Could you tell me about how you work with your photography?
For five years I worked on one project: The Laneway Project. During these five years I made nine bodies of work. Eight are photo series and then there's one digital video made from still photographs. Threshold is the last body of work from The Laneway Project. Laneways are narrow passages running behind houses. It's public space but very close to the intimacy of the private residence. During my time with Laneway I was conscious of the mutability of the boundaries between private and public space. I was essentially photographing boundaries such as walls, doors, gates that separate the public space of the laneway from the private space beyond.
In The Laneway project I started out focusing on the surface
layer of the environments.
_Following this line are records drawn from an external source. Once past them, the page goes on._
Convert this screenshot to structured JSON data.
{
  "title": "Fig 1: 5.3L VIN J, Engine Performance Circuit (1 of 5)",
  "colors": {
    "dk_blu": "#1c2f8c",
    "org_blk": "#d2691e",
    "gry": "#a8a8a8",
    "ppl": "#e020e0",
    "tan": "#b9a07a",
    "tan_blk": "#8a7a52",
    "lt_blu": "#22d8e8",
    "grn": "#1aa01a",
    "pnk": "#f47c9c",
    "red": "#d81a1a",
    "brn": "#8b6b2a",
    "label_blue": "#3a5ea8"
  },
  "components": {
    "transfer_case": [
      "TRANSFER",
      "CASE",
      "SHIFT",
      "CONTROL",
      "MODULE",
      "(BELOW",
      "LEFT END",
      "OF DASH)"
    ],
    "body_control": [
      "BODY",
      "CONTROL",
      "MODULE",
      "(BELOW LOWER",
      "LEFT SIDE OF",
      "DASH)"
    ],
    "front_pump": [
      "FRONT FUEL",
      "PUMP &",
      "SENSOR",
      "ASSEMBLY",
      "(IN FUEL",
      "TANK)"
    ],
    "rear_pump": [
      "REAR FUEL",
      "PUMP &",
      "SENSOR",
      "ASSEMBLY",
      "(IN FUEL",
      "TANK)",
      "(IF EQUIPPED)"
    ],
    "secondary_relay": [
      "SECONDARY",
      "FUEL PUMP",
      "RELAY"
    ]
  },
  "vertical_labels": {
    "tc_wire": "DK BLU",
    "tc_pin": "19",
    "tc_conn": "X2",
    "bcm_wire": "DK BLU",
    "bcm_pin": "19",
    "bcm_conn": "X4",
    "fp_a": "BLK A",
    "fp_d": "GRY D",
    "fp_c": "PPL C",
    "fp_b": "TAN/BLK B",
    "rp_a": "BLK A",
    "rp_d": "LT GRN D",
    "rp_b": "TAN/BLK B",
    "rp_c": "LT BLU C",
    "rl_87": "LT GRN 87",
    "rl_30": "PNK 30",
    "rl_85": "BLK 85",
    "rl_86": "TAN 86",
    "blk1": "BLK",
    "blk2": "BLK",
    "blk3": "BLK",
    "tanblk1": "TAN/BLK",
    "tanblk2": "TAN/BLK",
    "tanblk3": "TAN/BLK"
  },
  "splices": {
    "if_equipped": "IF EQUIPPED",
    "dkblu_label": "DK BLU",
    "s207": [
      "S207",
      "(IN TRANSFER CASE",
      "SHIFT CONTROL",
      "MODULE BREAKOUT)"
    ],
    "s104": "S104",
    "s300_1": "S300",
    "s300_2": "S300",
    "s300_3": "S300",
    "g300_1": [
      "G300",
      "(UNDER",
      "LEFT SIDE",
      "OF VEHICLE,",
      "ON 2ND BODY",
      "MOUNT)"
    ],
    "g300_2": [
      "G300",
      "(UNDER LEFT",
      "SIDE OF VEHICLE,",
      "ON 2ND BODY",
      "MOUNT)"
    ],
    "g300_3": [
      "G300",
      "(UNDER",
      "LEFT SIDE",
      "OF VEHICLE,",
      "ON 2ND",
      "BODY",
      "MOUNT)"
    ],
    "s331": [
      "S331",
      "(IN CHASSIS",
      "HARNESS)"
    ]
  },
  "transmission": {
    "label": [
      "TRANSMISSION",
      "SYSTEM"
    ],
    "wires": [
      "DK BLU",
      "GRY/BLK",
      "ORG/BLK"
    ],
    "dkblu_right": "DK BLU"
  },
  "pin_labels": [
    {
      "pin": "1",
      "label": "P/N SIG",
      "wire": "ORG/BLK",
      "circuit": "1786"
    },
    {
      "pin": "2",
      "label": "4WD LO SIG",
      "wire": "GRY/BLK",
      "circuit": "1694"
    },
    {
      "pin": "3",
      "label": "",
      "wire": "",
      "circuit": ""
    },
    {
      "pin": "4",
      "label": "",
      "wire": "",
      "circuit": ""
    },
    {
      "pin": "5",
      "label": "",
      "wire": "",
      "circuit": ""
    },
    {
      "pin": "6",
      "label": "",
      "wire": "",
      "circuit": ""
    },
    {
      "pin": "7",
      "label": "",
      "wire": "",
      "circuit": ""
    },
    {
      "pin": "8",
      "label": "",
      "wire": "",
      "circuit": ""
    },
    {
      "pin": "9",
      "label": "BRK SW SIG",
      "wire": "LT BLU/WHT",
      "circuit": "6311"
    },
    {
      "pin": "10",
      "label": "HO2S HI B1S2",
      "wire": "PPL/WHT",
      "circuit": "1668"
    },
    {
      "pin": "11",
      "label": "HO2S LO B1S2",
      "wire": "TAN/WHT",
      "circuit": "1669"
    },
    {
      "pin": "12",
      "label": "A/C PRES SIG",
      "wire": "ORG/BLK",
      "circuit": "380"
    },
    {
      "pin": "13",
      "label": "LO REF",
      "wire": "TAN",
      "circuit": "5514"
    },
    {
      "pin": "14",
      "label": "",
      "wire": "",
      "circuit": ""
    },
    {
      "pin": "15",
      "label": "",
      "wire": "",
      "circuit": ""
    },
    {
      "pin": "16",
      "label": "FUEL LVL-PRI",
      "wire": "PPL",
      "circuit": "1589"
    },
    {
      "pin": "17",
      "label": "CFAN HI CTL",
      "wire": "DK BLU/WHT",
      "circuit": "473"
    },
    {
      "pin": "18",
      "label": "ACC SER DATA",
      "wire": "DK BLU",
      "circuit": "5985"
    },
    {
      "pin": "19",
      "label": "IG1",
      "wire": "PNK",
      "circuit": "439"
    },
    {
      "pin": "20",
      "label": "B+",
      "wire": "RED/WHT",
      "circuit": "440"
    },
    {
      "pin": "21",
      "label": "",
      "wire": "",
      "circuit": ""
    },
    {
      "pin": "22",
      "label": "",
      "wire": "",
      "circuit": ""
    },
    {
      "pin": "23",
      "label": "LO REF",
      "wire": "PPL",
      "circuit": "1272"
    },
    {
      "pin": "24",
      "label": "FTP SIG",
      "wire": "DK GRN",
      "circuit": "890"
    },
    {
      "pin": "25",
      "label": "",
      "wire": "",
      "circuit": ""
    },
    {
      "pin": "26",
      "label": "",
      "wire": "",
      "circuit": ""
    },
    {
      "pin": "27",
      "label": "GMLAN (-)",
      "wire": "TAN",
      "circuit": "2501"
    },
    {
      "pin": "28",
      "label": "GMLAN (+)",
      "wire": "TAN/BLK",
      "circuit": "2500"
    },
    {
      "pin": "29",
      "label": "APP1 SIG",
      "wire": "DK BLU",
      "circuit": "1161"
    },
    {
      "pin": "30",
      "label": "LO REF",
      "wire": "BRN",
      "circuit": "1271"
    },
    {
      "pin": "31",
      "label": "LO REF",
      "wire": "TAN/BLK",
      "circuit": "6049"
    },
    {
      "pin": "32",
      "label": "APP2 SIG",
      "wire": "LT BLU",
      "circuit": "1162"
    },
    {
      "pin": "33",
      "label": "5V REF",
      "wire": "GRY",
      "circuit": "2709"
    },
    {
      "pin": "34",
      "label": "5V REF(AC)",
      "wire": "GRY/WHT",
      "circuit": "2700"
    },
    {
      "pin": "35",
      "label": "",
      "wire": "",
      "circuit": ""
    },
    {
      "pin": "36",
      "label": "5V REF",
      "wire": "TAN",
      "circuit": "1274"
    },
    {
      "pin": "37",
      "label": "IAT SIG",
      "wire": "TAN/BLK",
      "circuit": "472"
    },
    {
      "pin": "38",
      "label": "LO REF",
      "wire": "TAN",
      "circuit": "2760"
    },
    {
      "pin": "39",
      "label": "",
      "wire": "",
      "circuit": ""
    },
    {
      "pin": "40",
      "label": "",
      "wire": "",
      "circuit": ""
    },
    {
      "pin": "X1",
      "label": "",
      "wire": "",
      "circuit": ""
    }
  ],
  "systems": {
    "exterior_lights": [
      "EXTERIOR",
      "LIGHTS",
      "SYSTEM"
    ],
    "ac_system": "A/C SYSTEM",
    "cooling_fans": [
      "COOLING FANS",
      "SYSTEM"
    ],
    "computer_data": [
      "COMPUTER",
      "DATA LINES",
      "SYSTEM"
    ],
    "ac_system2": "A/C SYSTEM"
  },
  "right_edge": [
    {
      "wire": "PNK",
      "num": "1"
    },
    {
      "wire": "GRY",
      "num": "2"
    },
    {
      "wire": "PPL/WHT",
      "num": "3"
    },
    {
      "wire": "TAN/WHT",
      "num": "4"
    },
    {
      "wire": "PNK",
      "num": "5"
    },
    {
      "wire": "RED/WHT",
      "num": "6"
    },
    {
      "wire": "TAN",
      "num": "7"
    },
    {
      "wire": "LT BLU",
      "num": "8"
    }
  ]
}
I was concerned with the living
nature of the supposedly inanimate environment. The first
few series deal with this living nature and the body. In
one work called Umbilicus, I was focusing on very small
details in the surface almost invisible to the eye. They
were punctures and protrusions in the surface of the buildings
which I saw – very much like skin.
Living room was the series where I first started
focusing more on space and referring to the boundaries.
Previously I was partly focusing on this but more on the
details in the surface. Living room is a series
of self portraits in which I'm wearing a protective jumpsuit
and sitting on furniture people have thrown away. That work
came out of experiences I had working with the laneway.
I encountered a lot of hostility working with the project.
People were upset with my presence in the laneways even
though it's public space. But when a garage door suddenly
opens the public and private merge and the space becomes
ambiguous. I was shooting this particular gate and there
were some Portuguese men living in the houses near the laneway
who were really mad about me being there. One day I went
back to photograph and someone had painted white lines across
the surface of the gate so I couldn't shoot it. This event
let to the Living room series as a perfomative
occupation of the public space.
Threshold is the resolution of the laneway series. When I look back now I see a substantial evolution in the work. Threshold combines a lot of my interests and is more layered than some of the earlier work. But at the same time these earlier works are what really enabled this evolution so they are just as important and I'll still be exhibiting them as well.
Can you reveal what you are currently working on?
I'm developing a body of work that deals with ambiguous
landscapes and continues my interest with perception. I
did my first pieces in Holland where I photographed on a
dike. The work includes five videos and five large-scale
diptychs. It's completely analogue with my previous photo
work. The new work relies on the perceptual shift that takes
place in the image because of the way it flattens perspective.
But this work is still very much in progress.